For our minimum parameter set the statistical error dominates for all elements except for Al, Ca and Pb as indicated by the grey line in Fig. 7, which marks the boundary where the statistical error and systematic error are equal. Going to errors below 1 GPa the systematic error becomes the dominating contribution except for elements with a very high bulk modulus such as Ir and Pt. In the region dominated by the systematic error the cutoff and k-point related error contribution are additive (Eq. (7)). As consequence, the contour lines in Fig. 7 are either parallel to the $\kappa$-axis (i.e. the dominating error is due to the energy cutoff $\epsilon$) or to the $\epsilon$-axis (with $\kappa$ causing the leading error).

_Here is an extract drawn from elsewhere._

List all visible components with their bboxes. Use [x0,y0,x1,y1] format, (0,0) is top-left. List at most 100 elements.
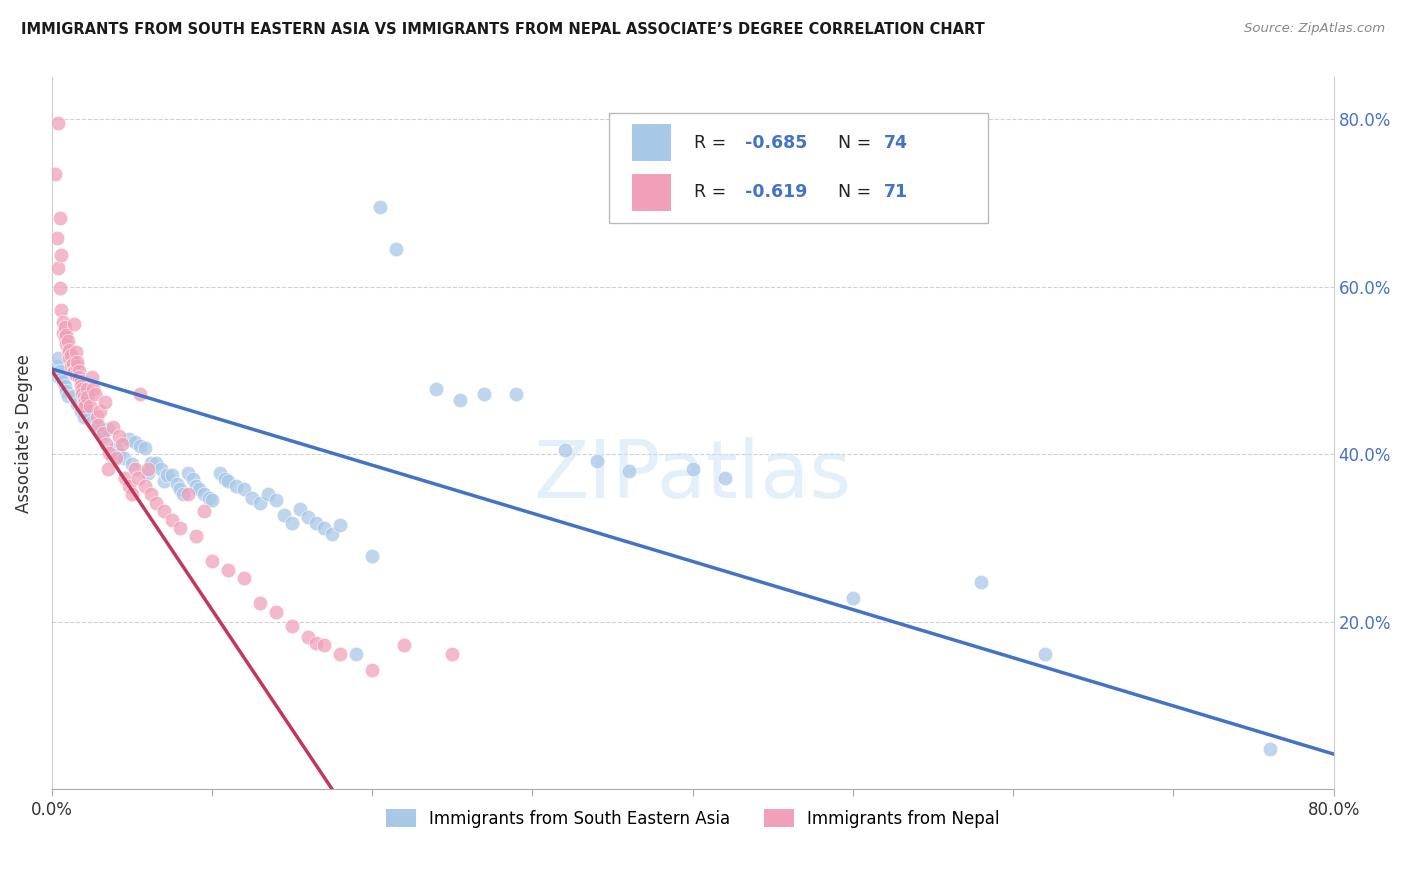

To ’benchmark’ the choices made by our automated tool against the choices made by human experts we include the parameters used in two large and well-established high-throughput studies: The Materials Project jain2011 ; jain2013 ; jain2015 (orange squares) and the delta project lejaeghere2016 (magenta squares). The delta project, which aims at high precision to allow a comparison between different DFT codes, systematically shows an error between $1$ and $5$ GPa, with a clear tendency towards the $1$ GPa limit. The Materials Project, where the focus is on computational efficiency and not the highest precision the error is close to the $5$ GPa limit, for several elements (e.g. Ir, Pt, Au) the error becomes $10$ GPa or larger.